Just read each line and construct a json object at this time:
with open(file_path) as f:
for line in f:
j_content = json.loads(line)
This way, you load proper complete json object (provided there is no \n in a json value somewhere or in the middle of your json object) and you avoid memory issue as each object is created when needed.
There is also this answer.:
https://stackoverflow.com/a/7795029/671543
contents = open(file_path, "r").read()
data = [json.loads(str(item)) for item in contents.strip().split('\n')]
If your data is exactly in that format, we can edit it into valid JSON.
import json
source = '''\
{
"A":0,
"B":2
}{
"A":3,
"B":4
}{
"C":5,
"D":6
}
'''
fixed = '[' + source.replace('}{', '},{') + ']'
lst = json.loads(fixed)
print(lst)
output
[{'A': 0, 'B': 2}, {'A': 3, 'B': 4}, {'C': 5, 'D': 6}]
This relies on each record being separated by '}{'. If that's not the case, we can use regex to do the search & replace operation.

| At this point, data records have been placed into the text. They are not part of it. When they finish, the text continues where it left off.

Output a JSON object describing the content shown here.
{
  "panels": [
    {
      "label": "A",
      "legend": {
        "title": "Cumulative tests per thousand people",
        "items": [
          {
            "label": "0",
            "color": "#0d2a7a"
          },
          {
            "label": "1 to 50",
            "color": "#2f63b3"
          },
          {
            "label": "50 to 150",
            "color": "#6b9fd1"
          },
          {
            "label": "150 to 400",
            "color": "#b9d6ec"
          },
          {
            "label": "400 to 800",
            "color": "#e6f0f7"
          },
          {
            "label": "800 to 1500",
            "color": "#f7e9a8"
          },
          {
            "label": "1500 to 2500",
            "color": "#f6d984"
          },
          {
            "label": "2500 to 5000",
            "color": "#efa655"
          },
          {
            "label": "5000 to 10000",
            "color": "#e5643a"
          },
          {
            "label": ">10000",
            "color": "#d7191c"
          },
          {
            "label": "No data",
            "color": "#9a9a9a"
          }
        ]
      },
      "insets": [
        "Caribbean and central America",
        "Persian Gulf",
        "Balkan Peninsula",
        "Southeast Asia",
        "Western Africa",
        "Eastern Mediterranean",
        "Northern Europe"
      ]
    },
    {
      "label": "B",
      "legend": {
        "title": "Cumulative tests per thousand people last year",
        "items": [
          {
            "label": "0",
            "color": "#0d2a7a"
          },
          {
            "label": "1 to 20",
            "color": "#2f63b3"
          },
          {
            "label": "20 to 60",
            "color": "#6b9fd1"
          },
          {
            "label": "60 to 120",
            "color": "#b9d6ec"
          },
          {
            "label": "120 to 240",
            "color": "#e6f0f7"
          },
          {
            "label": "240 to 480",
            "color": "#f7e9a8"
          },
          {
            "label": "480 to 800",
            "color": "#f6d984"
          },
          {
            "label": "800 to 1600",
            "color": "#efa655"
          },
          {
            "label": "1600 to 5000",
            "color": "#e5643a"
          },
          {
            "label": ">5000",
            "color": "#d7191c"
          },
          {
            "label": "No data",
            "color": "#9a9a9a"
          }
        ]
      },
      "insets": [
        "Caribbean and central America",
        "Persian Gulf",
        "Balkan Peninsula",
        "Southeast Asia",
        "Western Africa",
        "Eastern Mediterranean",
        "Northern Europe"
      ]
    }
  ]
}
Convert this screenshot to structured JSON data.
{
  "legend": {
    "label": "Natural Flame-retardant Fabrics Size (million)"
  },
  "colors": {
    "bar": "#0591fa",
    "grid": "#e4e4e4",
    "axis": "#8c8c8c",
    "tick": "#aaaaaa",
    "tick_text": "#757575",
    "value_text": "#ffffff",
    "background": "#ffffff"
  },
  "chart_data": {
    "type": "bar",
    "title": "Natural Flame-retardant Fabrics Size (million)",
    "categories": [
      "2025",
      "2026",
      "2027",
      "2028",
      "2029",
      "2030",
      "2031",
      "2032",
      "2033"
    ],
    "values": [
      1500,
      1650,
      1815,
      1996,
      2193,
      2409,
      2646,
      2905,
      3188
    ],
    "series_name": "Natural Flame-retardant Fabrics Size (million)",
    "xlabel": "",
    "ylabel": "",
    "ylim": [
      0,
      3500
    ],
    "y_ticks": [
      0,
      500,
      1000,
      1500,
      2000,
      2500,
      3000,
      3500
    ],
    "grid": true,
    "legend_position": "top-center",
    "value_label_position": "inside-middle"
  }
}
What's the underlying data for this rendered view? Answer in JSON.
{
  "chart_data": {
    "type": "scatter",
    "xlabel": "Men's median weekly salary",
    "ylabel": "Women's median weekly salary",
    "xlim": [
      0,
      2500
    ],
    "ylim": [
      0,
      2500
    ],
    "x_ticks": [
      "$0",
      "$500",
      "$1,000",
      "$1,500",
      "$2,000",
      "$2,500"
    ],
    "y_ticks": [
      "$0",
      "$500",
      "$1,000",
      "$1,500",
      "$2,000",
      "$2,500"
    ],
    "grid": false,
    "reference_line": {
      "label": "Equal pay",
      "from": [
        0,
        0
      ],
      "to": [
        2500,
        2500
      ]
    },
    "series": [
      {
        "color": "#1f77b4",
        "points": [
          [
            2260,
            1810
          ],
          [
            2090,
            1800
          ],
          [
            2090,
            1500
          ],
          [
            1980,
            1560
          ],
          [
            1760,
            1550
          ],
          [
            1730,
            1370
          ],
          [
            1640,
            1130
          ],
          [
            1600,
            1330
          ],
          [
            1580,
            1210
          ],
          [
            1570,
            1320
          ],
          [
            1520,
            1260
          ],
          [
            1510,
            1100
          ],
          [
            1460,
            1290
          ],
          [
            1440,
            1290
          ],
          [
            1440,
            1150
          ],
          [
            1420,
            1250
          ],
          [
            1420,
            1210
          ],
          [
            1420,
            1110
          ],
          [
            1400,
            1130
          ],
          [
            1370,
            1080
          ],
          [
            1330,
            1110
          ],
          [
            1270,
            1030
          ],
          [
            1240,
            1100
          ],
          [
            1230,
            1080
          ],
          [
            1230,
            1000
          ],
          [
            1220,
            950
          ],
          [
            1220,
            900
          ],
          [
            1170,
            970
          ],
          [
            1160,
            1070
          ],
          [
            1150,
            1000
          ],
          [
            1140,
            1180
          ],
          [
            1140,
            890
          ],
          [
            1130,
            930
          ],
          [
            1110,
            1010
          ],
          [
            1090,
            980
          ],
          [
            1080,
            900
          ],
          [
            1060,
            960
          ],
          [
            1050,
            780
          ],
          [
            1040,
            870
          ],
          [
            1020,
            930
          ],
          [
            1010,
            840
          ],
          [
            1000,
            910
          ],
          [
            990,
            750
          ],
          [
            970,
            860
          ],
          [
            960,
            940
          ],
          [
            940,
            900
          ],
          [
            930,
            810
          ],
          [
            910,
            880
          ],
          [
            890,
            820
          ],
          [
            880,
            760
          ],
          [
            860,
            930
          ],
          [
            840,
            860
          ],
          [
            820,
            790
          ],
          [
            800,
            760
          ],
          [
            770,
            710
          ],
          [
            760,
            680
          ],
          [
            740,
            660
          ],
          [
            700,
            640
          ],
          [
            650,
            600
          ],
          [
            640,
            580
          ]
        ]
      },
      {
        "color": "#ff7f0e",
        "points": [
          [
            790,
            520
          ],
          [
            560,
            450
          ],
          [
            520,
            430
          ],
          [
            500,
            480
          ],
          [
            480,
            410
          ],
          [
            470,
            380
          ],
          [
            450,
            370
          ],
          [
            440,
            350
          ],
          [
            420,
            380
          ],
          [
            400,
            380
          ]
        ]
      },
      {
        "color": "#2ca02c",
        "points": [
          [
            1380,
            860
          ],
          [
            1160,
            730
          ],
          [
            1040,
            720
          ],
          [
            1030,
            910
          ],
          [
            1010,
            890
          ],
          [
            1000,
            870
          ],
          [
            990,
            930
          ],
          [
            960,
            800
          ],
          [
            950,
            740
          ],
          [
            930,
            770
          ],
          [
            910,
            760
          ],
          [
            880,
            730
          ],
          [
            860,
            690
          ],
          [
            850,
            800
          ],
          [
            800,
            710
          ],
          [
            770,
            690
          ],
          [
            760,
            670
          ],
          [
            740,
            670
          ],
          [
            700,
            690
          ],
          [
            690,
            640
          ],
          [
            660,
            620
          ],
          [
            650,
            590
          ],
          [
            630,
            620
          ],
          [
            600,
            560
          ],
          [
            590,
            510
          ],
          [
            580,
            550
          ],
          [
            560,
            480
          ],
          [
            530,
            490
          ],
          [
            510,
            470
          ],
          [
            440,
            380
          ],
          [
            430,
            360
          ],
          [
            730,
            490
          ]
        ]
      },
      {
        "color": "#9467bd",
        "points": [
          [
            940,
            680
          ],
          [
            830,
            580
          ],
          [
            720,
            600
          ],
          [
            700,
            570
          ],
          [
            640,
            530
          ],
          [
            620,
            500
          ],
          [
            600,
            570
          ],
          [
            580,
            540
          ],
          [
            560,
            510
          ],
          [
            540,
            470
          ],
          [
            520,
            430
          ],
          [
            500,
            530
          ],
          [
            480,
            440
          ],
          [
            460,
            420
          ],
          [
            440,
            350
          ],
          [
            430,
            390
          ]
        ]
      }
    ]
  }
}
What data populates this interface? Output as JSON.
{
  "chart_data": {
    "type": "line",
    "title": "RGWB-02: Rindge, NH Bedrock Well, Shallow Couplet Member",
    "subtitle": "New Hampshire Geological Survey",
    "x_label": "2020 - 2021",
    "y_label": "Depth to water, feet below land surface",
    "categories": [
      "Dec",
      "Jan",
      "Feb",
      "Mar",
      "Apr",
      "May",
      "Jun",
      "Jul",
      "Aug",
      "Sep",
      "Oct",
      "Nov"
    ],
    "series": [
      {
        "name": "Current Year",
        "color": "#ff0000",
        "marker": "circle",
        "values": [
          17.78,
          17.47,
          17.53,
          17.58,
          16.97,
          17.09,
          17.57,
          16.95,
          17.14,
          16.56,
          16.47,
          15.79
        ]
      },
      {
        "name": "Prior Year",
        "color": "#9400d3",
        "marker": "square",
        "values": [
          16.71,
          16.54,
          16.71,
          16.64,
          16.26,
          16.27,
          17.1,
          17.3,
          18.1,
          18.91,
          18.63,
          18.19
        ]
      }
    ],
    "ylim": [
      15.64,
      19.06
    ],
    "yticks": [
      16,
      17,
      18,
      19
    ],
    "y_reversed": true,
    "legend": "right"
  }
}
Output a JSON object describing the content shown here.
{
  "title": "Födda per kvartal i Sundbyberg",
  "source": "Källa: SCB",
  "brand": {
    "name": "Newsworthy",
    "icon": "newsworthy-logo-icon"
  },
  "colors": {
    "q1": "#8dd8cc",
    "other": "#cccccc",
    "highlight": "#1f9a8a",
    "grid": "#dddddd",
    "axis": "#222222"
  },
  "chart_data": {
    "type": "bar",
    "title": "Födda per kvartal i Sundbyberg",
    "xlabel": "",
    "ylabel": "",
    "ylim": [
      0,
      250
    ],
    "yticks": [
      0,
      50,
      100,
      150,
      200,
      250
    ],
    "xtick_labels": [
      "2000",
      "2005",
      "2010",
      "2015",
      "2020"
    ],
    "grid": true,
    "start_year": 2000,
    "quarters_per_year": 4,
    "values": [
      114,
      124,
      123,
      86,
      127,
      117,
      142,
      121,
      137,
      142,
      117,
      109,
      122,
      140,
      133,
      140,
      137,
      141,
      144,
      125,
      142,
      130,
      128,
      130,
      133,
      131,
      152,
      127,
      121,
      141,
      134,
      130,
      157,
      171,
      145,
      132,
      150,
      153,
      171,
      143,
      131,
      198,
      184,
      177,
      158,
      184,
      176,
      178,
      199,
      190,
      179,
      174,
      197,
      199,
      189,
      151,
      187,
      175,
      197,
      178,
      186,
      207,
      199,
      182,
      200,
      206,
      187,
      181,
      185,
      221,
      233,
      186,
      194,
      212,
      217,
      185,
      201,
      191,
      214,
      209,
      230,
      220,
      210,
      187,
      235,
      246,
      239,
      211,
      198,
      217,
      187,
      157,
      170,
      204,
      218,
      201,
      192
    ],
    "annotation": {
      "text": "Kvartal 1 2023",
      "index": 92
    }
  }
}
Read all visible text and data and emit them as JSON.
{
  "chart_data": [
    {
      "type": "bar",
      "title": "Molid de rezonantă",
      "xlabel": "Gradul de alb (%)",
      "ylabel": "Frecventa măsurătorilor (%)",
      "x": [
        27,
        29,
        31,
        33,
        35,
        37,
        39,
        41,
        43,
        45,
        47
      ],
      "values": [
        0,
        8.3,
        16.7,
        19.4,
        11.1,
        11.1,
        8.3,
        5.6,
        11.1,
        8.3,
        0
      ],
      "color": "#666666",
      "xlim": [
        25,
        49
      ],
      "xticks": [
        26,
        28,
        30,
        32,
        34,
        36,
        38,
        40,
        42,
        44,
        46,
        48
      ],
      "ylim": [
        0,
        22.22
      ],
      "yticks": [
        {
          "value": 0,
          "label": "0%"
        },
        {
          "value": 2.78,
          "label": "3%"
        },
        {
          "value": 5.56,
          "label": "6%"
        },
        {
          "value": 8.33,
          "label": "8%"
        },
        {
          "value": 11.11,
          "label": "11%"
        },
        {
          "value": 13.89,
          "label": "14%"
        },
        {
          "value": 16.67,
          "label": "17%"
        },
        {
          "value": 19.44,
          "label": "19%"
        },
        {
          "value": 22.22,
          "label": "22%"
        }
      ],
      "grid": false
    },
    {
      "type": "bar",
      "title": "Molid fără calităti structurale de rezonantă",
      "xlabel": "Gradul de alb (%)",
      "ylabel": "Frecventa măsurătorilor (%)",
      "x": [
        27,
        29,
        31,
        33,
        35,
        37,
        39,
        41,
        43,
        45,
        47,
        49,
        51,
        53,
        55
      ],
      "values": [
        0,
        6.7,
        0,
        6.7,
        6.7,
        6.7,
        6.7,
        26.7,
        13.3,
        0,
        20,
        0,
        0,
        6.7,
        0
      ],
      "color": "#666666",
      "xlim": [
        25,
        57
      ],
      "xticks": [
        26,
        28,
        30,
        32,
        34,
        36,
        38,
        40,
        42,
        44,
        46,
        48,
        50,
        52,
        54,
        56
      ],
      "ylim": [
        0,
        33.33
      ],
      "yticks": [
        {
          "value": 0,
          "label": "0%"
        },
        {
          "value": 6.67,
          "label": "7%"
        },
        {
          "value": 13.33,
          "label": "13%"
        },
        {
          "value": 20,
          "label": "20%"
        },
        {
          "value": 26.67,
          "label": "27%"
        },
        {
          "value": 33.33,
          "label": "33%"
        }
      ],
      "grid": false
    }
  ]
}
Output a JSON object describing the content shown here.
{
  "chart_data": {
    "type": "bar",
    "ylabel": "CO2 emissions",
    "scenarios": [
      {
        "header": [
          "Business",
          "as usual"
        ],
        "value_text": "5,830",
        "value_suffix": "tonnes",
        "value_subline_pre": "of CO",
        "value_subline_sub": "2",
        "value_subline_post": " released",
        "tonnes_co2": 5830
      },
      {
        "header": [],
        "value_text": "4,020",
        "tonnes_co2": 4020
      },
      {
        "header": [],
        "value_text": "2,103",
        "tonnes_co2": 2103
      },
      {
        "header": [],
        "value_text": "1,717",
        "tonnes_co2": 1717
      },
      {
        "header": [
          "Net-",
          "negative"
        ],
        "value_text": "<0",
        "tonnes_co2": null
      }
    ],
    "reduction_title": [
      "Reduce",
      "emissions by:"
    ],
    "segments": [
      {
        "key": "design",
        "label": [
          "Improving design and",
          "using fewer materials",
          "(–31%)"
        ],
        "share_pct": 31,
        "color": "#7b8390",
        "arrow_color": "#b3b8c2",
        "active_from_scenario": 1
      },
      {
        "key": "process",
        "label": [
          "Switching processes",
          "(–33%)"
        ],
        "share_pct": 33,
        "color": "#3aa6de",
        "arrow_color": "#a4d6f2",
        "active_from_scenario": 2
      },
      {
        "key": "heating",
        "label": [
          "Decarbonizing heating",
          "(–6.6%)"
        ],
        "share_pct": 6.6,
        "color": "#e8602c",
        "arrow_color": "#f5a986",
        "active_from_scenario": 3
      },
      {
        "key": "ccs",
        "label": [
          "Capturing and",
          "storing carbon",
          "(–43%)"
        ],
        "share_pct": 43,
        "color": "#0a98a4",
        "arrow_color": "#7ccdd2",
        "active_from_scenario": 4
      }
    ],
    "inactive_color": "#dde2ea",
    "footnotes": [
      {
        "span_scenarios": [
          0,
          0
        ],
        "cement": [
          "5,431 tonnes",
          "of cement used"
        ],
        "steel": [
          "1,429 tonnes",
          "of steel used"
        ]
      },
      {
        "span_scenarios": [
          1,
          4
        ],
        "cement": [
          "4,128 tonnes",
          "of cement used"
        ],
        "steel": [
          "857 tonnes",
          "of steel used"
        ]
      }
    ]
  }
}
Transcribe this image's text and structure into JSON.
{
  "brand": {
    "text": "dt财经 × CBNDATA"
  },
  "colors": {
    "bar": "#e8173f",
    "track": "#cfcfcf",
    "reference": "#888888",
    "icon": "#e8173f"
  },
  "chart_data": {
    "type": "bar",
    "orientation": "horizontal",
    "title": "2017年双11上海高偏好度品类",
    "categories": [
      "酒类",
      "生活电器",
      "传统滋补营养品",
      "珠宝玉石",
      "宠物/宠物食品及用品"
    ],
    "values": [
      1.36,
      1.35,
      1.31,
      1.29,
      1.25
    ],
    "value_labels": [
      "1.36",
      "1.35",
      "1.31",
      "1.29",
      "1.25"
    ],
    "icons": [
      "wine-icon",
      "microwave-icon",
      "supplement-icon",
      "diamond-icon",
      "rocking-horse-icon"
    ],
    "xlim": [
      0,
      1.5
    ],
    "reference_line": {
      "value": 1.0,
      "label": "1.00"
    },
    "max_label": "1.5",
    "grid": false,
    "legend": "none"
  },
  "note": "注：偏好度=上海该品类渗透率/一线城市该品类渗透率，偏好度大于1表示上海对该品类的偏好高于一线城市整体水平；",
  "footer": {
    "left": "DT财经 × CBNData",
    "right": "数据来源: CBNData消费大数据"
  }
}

Add [ and ] around your input and try this:
import json
with open('data.json') as data_file:
data = json.load(data_file)
print (data)
This code returns this line
[{'A': 0, 'B': 2}, {'A': 3, 'B': 4}]
when I put this data into the file:
[
{
"A":0,
"B":2
},{
"A":3,
"B":4
}
]
If you can't edit the file data.json, you can read string from this file, add [ and ] around this string, and call json.loads().
Update: Oh, I see that I added comma separator between JSON files. For initial input this my code doesn't work. But may be it is better to modify generator of this file? (i.e. to add comma separator)